My father's house in L. is filled with all the paintings he did since when he retired from work. The house has three floors and a little garden and it faces a steep terraced cliff that goes down to an invisible river which flows silently in winter and noisily in autumn. If you lean out of the balcony you see the blue sea down to the right and the mount before the Five Lands. On the other side of the small valley there's another village fortified on the crown of the hill which looks down to the house. Although the village is the single most visible thing from any window of my father's house, my father recurrently portrays it in his paintings copying it from a photo.

My father and his wife always complain about the cost of life, remarking the bad habits of the middle-class and the non-authentic lifestyle of the Italian bourgeois. They don't have a mirror in the house where they are visible to themselves for what they are in reality. They live in an imaginary world, always on the side of the oppressed and where they don't oppress anyone. For them life is all about revenge and compensations. Never about trying to make peace with things (that would be reactionary).

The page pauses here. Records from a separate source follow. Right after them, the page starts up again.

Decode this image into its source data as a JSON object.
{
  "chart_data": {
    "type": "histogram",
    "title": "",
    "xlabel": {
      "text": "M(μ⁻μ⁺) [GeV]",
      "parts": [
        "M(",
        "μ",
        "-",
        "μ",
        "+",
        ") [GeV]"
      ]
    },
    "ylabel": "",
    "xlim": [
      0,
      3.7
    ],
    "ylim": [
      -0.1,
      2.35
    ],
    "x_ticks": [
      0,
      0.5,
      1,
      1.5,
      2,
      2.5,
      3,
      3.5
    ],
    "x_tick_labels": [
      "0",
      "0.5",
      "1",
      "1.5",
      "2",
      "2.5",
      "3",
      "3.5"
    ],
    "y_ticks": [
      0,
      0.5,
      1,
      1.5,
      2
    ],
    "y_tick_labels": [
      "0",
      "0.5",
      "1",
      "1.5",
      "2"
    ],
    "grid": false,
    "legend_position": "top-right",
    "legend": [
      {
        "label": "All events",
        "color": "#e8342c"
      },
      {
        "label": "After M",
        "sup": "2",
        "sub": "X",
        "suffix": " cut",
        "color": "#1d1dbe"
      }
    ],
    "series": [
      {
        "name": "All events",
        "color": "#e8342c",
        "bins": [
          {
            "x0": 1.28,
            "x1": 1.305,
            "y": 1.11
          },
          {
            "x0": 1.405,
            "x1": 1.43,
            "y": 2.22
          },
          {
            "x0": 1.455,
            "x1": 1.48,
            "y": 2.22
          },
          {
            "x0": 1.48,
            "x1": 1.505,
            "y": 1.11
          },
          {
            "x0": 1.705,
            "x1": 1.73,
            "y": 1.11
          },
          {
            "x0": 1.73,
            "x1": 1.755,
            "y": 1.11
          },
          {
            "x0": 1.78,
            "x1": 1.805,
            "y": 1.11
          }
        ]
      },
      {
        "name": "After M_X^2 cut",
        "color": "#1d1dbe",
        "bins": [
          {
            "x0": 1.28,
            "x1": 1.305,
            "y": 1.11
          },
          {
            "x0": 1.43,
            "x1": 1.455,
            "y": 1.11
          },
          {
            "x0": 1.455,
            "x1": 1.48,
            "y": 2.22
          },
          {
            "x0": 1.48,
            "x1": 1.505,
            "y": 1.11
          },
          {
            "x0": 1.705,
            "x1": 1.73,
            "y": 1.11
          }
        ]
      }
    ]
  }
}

If it makes him feel better with himself, my father has no problem to demolish anything or everything he can reach for, either by ridiculing or criticizing without stopping short for his son or wife or daughter or whatever. He always saves himself. He always did. Half bald since when he was 25, my father is the kind of guy who can show scorn for your too long hair without feeling ridicule at all. He feels better, instead, because when he was young his hair where 'thicker'.

My father's aggressiveness is always boiling inside him even when it is not noticeable. In the past it was always noticeable, actually, but because we see each other just three days or less at a time, he must believe he has to behave somehow and so he masks it behind silence and occasional exhaling. If I listen to my sister, I am supposed to be thankful for this effort (I am).
But it's there, just like in the old-times, ready to explode as soon as you contradict him more than once. When it happens, in a second his voice comes out sudden and violent, for the smallest thing, and his look turns suddenly crazy and ready for violence. You back out. He has to prevail anyway. Afterwards he makes fun of your wrongness.

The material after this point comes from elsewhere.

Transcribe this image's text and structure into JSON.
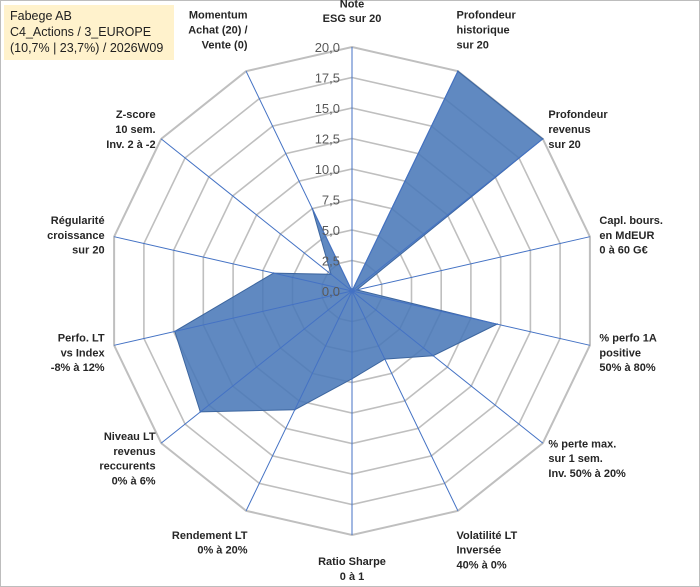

His lack of sensitivity depresses me. I know it is not incapacity (he has a great musical sensitivity for example) as much as it is the result of a choice: having decided many years ago that real men don't indulge in sensitiveness and sentimentality, he gradually atrophied them slowing down his empathy responses to almost total immobility. When I came to life he was 37 and already totally affected by this process beyond a point of no-return.

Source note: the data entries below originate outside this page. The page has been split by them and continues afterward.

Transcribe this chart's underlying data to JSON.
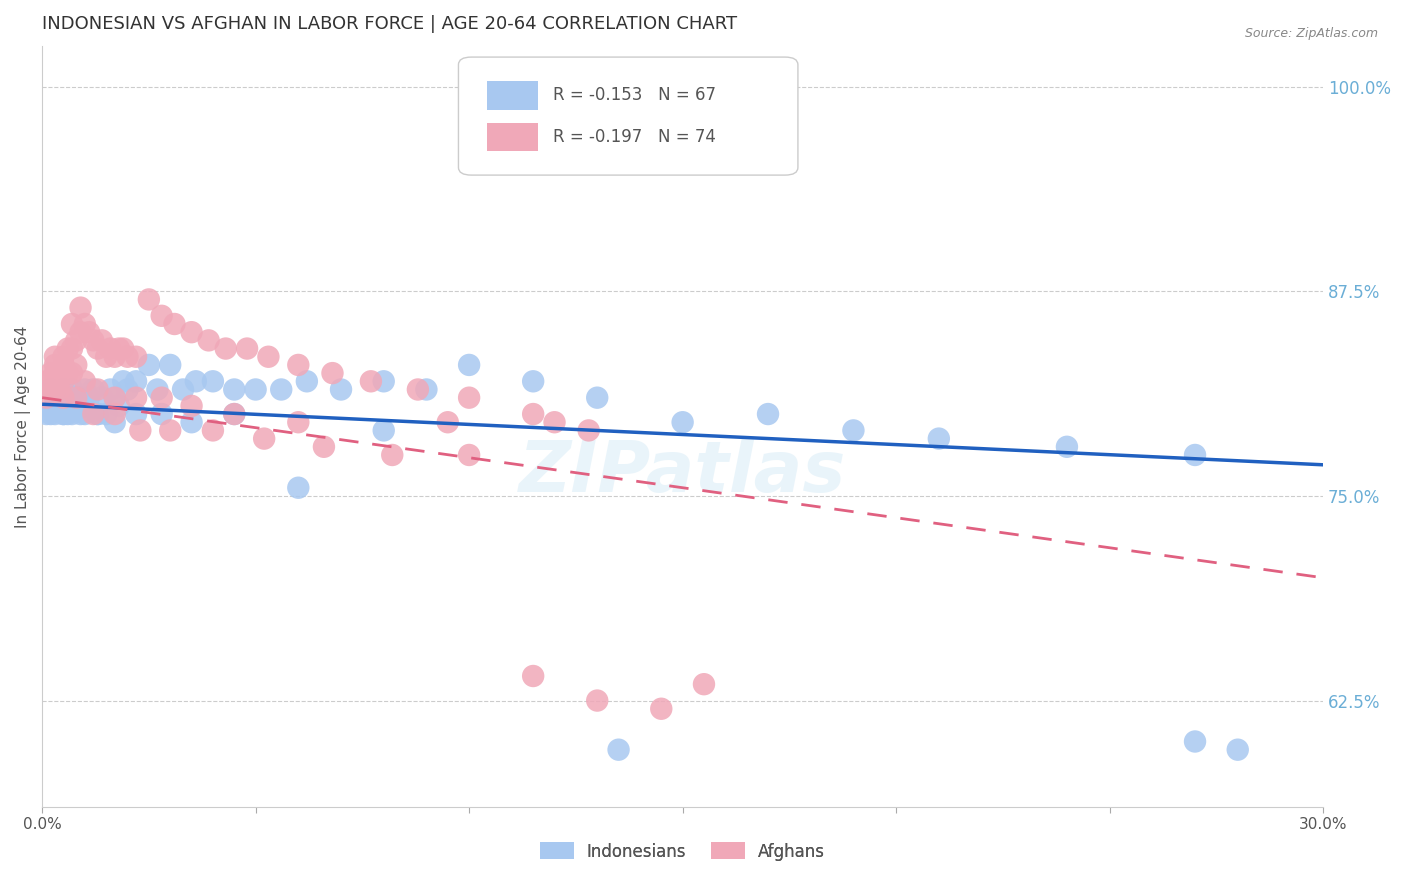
{
  "title": "INDONESIAN VS AFGHAN IN LABOR FORCE | AGE 20-64 CORRELATION CHART",
  "source": "Source: ZipAtlas.com",
  "ylabel": "In Labor Force | Age 20-64",
  "xlim": [
    0.0,
    0.3
  ],
  "ylim": [
    0.56,
    1.025
  ],
  "xticks": [
    0.0,
    0.05,
    0.1,
    0.15,
    0.2,
    0.25,
    0.3
  ],
  "xticklabels": [
    "0.0%",
    "",
    "",
    "",
    "",
    "",
    "30.0%"
  ],
  "yticks_right": [
    0.625,
    0.75,
    0.875,
    1.0
  ],
  "yticklabels_right": [
    "62.5%",
    "75.0%",
    "87.5%",
    "100.0%"
  ],
  "indonesian_color": "#a8c8f0",
  "afghan_color": "#f0a8b8",
  "indonesian_line_color": "#2060c0",
  "afghan_line_color": "#e06080",
  "legend_R_indonesian": "R = -0.153",
  "legend_N_indonesian": "N = 67",
  "legend_R_afghan": "R = -0.197",
  "legend_N_afghan": "N = 74",
  "legend_label_indonesian": "Indonesians",
  "legend_label_afghan": "Afghans",
  "watermark": "ZIPatlas",
  "title_fontsize": 13,
  "axis_label_fontsize": 11,
  "tick_fontsize": 11,
  "indonesian_x": [
    0.001,
    0.002,
    0.002,
    0.003,
    0.003,
    0.004,
    0.004,
    0.005,
    0.005,
    0.006,
    0.006,
    0.007,
    0.007,
    0.008,
    0.008,
    0.009,
    0.009,
    0.01,
    0.01,
    0.011,
    0.012,
    0.013,
    0.014,
    0.015,
    0.016,
    0.017,
    0.018,
    0.019,
    0.02,
    0.022,
    0.025,
    0.027,
    0.03,
    0.033,
    0.036,
    0.04,
    0.045,
    0.05,
    0.056,
    0.062,
    0.07,
    0.08,
    0.09,
    0.1,
    0.115,
    0.13,
    0.15,
    0.17,
    0.19,
    0.21,
    0.24,
    0.27,
    0.003,
    0.005,
    0.007,
    0.01,
    0.013,
    0.017,
    0.022,
    0.028,
    0.035,
    0.045,
    0.06,
    0.08,
    0.28,
    0.27,
    0.135
  ],
  "indonesian_y": [
    0.8,
    0.815,
    0.8,
    0.81,
    0.8,
    0.805,
    0.81,
    0.8,
    0.815,
    0.81,
    0.8,
    0.815,
    0.8,
    0.81,
    0.805,
    0.8,
    0.81,
    0.815,
    0.8,
    0.81,
    0.815,
    0.8,
    0.81,
    0.8,
    0.815,
    0.81,
    0.805,
    0.82,
    0.815,
    0.82,
    0.83,
    0.815,
    0.83,
    0.815,
    0.82,
    0.82,
    0.815,
    0.815,
    0.815,
    0.82,
    0.815,
    0.82,
    0.815,
    0.83,
    0.82,
    0.81,
    0.795,
    0.8,
    0.79,
    0.785,
    0.78,
    0.775,
    0.805,
    0.8,
    0.81,
    0.805,
    0.8,
    0.795,
    0.8,
    0.8,
    0.795,
    0.8,
    0.755,
    0.79,
    0.595,
    0.6,
    0.595
  ],
  "afghan_x": [
    0.001,
    0.001,
    0.002,
    0.002,
    0.003,
    0.003,
    0.004,
    0.004,
    0.005,
    0.005,
    0.006,
    0.006,
    0.007,
    0.007,
    0.008,
    0.008,
    0.009,
    0.009,
    0.01,
    0.011,
    0.012,
    0.013,
    0.014,
    0.015,
    0.016,
    0.017,
    0.018,
    0.019,
    0.02,
    0.022,
    0.025,
    0.028,
    0.031,
    0.035,
    0.039,
    0.043,
    0.048,
    0.053,
    0.06,
    0.068,
    0.077,
    0.088,
    0.1,
    0.115,
    0.003,
    0.005,
    0.007,
    0.01,
    0.013,
    0.017,
    0.022,
    0.028,
    0.035,
    0.045,
    0.06,
    0.003,
    0.005,
    0.008,
    0.012,
    0.017,
    0.023,
    0.03,
    0.04,
    0.052,
    0.066,
    0.082,
    0.1,
    0.12,
    0.095,
    0.128,
    0.145,
    0.115,
    0.13,
    0.155
  ],
  "afghan_y": [
    0.82,
    0.81,
    0.825,
    0.815,
    0.825,
    0.815,
    0.82,
    0.815,
    0.835,
    0.82,
    0.84,
    0.825,
    0.855,
    0.84,
    0.845,
    0.83,
    0.865,
    0.85,
    0.855,
    0.85,
    0.845,
    0.84,
    0.845,
    0.835,
    0.84,
    0.835,
    0.84,
    0.84,
    0.835,
    0.835,
    0.87,
    0.86,
    0.855,
    0.85,
    0.845,
    0.84,
    0.84,
    0.835,
    0.83,
    0.825,
    0.82,
    0.815,
    0.81,
    0.8,
    0.83,
    0.83,
    0.825,
    0.82,
    0.815,
    0.81,
    0.81,
    0.81,
    0.805,
    0.8,
    0.795,
    0.835,
    0.81,
    0.81,
    0.8,
    0.8,
    0.79,
    0.79,
    0.79,
    0.785,
    0.78,
    0.775,
    0.775,
    0.795,
    0.795,
    0.79,
    0.62,
    0.64,
    0.625,
    0.635
  ],
  "indo_line_x0": 0.0,
  "indo_line_y0": 0.806,
  "indo_line_x1": 0.3,
  "indo_line_y1": 0.769,
  "afgh_line_x0": 0.0,
  "afgh_line_y0": 0.81,
  "afgh_line_x1": 0.3,
  "afgh_line_y1": 0.7
}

My father's position in life is that he is a victim. Every little thing he does is followed by a moaning of pain and fatigue. His stance with family relationships has always been that nobody loved him enough, period. The largest painting he ever did represent himself in foreground, naked and screaming in pain, while on the background other people, who look a little like his family (his wife, his sons: without being exactly them, all naked) try to pull him away with cruel or dull expression on their faces.
I remember the first time I saw that picture. My father was trying to convince my sister to make her bed on the coach facing the picture.
"Why, what's the problem with facing this way?" he was asking. My sister, who suffered her entire life of nightmares and night fears, was shaking her head firmly, moving the pillow on the other side. My father insistence wasn't wicked, it was only the conflicting desire of not being judged too harshly by his daughter, and still be pitied by her.

I knew then I wanted to tread on that picture and tear it apart and for the first time in my life do something directly against him.
One wants a lot of things he doesn't really wants.

(Every single repetitive lament uttered on this blog against my father is mostly here to adjure away the capital gut-wrenching fear, and that would be to wake up one day and discover that for some crazy rule of hereditariness I am becoming like him.)